Nesta altura que nos comove a todos, alguns até a cair no fanatismo patriótico de “fuzilar” um investigador estrangeiro que com o seu contributo nos tem construído castelos da nossa História, por ter vindo mais recentemente a praça pública abrir a sua busca de que Amador, jamais foi Rei dos Angolares (1595), urge questionar o seguinte?
Tendo as ilhas de S.Tomé e Príncipe feito um percurso histórico de povoamento por colonos europeus, judeus, degredados e negros escravos sem algum momento, o poder colonial ter confrontado com alguma revolta vitoriosa em que um escravo se proclamou Rei, onde teria o governador Carlos Gorgulho, passado quase cinco séculos, inventado que o Engenheiro Salustino Graça, preparava a revolução de 1953 para se tornar Rei das ilhas? Havia ou não a tradição de monarquia desde os tempos remotos da escravatura? Só pode ter a ver com o Engenheiro ser um “madô”.

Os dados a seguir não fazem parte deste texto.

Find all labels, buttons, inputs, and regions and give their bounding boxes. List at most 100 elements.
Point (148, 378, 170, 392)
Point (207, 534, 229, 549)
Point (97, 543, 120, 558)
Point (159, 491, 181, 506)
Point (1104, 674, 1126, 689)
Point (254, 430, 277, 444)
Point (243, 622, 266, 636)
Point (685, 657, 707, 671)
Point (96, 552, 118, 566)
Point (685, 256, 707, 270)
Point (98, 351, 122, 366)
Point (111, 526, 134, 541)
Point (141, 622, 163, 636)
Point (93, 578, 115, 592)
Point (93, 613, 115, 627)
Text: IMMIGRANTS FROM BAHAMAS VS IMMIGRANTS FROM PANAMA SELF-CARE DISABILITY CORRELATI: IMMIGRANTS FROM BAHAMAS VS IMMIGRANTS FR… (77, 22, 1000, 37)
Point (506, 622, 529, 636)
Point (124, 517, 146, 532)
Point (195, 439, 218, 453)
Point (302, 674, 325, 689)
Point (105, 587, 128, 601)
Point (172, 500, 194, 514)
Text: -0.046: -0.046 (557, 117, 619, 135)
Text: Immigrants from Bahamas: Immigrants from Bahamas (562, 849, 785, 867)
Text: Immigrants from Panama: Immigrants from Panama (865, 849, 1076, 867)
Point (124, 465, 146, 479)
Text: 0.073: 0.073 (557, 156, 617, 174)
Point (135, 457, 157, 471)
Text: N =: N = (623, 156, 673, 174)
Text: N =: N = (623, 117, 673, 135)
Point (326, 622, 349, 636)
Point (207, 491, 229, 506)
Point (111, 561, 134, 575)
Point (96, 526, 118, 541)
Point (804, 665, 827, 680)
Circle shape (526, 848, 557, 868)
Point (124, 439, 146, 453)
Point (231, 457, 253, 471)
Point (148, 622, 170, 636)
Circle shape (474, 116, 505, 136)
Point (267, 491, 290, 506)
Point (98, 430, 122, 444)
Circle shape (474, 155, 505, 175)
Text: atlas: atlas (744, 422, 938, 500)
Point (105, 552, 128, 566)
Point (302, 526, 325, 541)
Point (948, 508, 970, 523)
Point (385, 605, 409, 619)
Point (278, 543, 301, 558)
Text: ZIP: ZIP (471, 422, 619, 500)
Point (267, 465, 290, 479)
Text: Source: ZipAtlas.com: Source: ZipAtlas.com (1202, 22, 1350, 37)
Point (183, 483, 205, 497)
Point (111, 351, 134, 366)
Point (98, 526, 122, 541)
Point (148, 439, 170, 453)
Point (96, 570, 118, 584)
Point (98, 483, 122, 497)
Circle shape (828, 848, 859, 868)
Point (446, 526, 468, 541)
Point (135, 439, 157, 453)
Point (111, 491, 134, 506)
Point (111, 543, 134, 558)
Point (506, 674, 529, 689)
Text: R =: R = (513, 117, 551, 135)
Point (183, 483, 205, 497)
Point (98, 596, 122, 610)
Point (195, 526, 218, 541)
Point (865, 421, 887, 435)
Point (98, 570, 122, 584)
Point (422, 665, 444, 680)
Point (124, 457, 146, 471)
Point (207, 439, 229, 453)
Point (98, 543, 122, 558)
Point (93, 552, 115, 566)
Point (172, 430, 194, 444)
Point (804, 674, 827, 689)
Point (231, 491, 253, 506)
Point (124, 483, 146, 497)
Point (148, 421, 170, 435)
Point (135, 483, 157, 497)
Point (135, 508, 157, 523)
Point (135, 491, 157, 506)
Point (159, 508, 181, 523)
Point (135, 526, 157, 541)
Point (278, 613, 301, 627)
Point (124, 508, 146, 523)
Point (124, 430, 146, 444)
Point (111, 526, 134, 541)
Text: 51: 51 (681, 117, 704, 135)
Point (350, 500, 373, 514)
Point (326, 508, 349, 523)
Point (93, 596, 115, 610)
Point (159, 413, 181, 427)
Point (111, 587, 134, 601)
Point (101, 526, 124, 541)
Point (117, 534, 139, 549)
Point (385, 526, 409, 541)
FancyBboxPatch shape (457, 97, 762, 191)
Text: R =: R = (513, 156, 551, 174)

O país que temos hoje de longe faz qualquer paralelismo com a colónia de ontem. Todavia, o povo passados os 35 anos de independência ainda não vislumbra qualquer melhoria social e económica que lhe possa outorgar alguma esperança de que valeu a pena o sangue derramado.

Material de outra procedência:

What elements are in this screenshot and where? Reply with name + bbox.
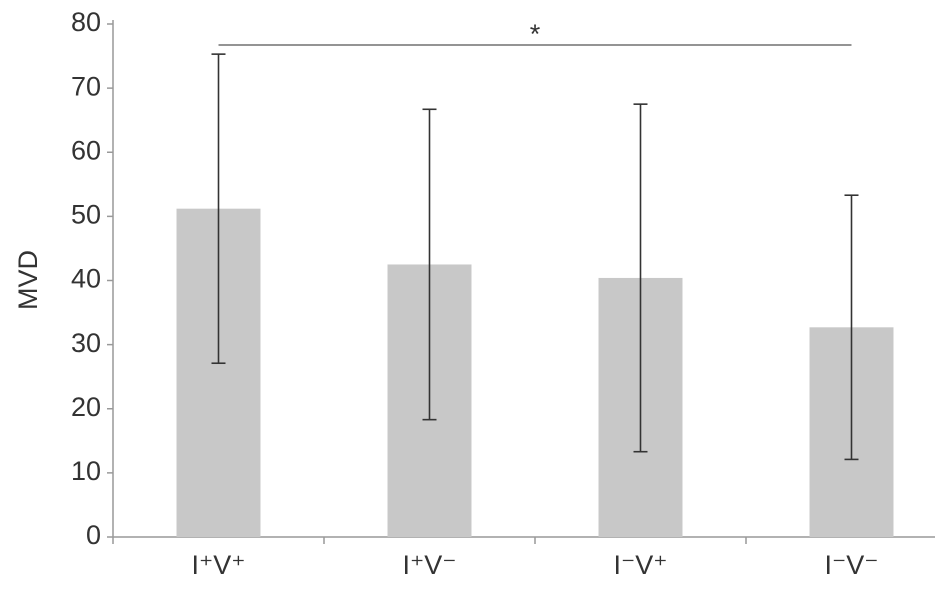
y-tick-label: 0 <box>86 520 101 550</box>
y-tick-label: 50 <box>71 200 101 230</box>
x-tick-label: I⁺V⁺ <box>191 550 245 580</box>
y-tick-label: 10 <box>71 456 101 486</box>
y-tick-label: 20 <box>71 392 101 422</box>
x-tick-label: I⁻V⁺ <box>613 550 667 580</box>
x-tick-label: I⁺V⁻ <box>402 550 456 580</box>
error-bar <box>844 194 859 461</box>
significance-label: * <box>530 19 541 49</box>
y-tick-label: 30 <box>71 328 101 358</box>
y-axis-label: MVD <box>13 250 43 310</box>
error-bar <box>211 53 226 365</box>
error-bar <box>422 108 437 421</box>
y-tick-label: 70 <box>71 71 101 101</box>
y-tick-label: 80 <box>71 7 101 37</box>
y-tick-label: 40 <box>71 264 101 294</box>
x-tick-label: I⁻V⁻ <box>824 550 878 580</box>
error-bar <box>633 103 648 453</box>
y-tick-label: 60 <box>71 135 101 165</box>
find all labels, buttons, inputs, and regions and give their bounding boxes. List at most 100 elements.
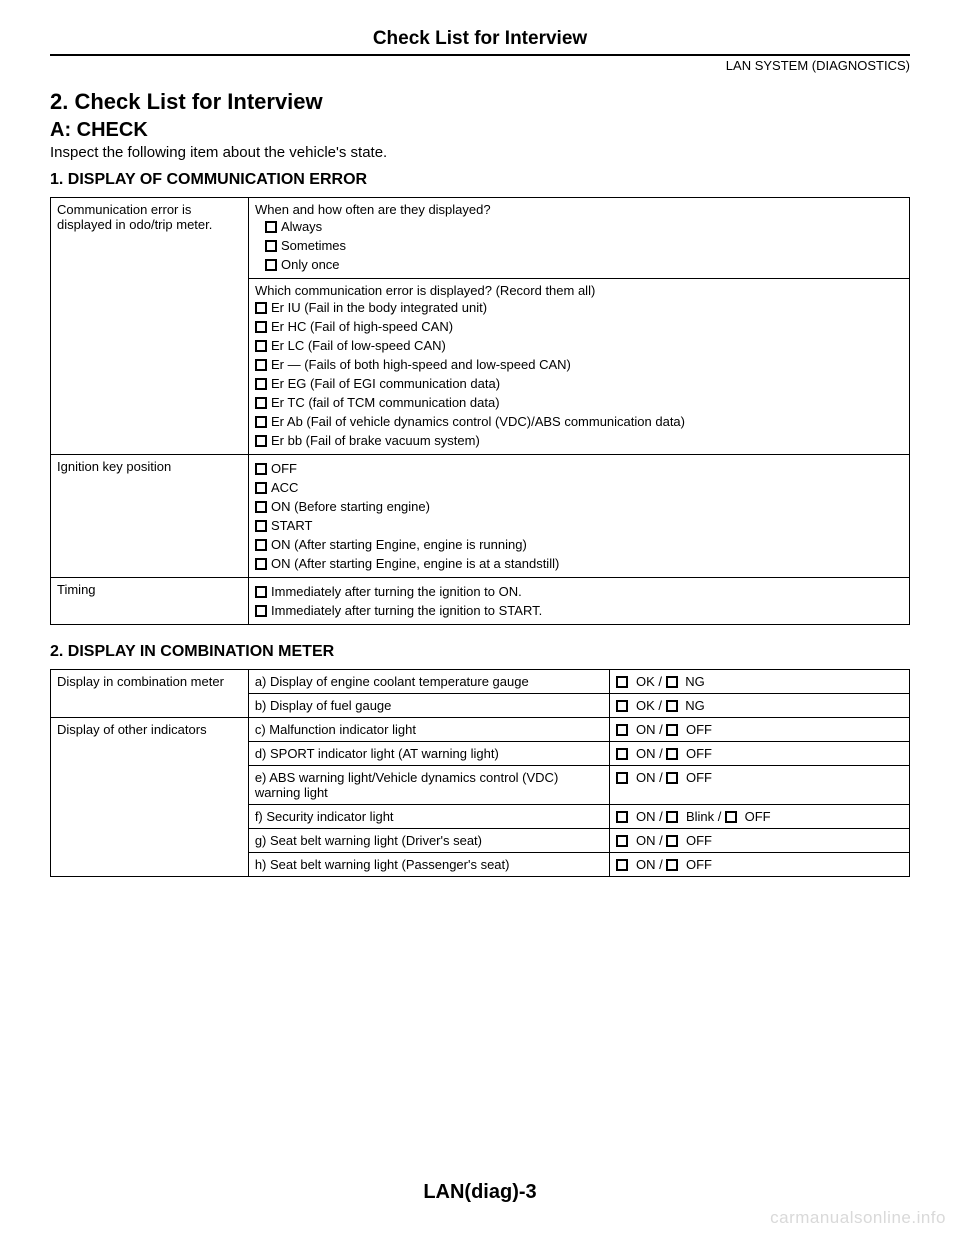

Uma segunda geração, se não terceira geração pós independência já foi chamada a assumir o governo das ilhas do Equador e, acreditamos que tudo tem feito para se divorciar da ditadura dos primeiros 15 anos e os 20 anos de instabilidade política e governativa que não permitiram o país a se encontrar com os seus filhos para hastearem a tão desejada e prometida bandeira do desenvolvimento económico no paraíso do meio do Mundo.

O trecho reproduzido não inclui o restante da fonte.